A Cassems (Caixa de Assistência dos Servidores do Estado de Mato Grosso do Sul) inaugura na próxima segunda-feira (23), o espaço Somos Cassems, dedicado ao acolhimento e tratamento de crianças e adolescentes com transtorno do espectro autista.

Com recepção, sala de espera, triagem e mais de 15 consultórios, o centro médico terá uma equipe multidisciplinar formada por neuropediatra, psiquiatra, terapeutas ocupacionais com integração sensorial, psicólogas, fonoaudiólogos e nutricionista – especialista em seletividade alimentar.

A unidade está localizada na Rua Junquilhos, 469, em Campo Grande,, com sua arquitetura planejada para que não haja comprometimento da neurodiversidade e ofereça segurança e bem-estar para as famílias e beneficiários que receberão atendimento especializado.

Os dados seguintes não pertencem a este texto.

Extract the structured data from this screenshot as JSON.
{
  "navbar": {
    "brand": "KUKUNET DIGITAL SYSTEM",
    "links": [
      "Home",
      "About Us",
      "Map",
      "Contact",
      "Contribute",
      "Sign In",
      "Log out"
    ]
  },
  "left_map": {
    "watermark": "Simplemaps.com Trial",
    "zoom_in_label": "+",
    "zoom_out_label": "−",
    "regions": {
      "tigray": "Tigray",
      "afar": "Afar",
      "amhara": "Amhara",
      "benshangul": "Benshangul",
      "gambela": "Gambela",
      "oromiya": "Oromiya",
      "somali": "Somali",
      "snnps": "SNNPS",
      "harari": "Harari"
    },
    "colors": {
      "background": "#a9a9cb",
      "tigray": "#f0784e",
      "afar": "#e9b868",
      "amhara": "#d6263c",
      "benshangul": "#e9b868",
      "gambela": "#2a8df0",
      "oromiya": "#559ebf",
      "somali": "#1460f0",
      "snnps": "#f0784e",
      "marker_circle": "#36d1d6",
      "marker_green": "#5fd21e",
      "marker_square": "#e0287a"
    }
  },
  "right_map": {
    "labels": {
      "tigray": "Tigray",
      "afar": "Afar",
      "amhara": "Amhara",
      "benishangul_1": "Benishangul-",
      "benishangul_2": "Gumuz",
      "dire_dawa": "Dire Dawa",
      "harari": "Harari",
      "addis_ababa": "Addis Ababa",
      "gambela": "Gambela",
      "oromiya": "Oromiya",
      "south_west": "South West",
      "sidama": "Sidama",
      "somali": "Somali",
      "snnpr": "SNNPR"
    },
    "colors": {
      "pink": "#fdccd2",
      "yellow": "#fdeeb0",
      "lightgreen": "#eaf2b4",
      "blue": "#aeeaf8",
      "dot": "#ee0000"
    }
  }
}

O presidente da Cassems, Ricardo Ayache, avalia que há demanda crescente para este tipo de atendimento no Estado. “No Espaço Somos Cassems – TEA, concentraremos os tratamentos e atendimentos ambulatoriais para beneficiários com autismo, atendendo uma demanda que cresce cada vez mais e precisa do nosso olhar atento”, disse.

Autismo

Nos últimos anos a prevalência do transtorno do Transtorno do Espectro Autista (TEA) vem crescendo. De acordo com estimativas da Rede de Monitoramento de Deficiências de Autismo e Desenvolvimento (ADDM) do órgão de saúde Centers for Disease Control and Prevention (CDC), divulgadas neste ano, uma em cada 36 crianças foram identificadas com TEA em 2020.

O número retrata o aumento acentuado dos casos diagnosticados, que em 2000, quando levantamento foi realizado pela primeira vez, representava uma em cada 150 crianças. Conforme o relatório do órgão de saúde, os padrões de crescimento têm sido vistos como consequência na melhora da identificação do transtorno.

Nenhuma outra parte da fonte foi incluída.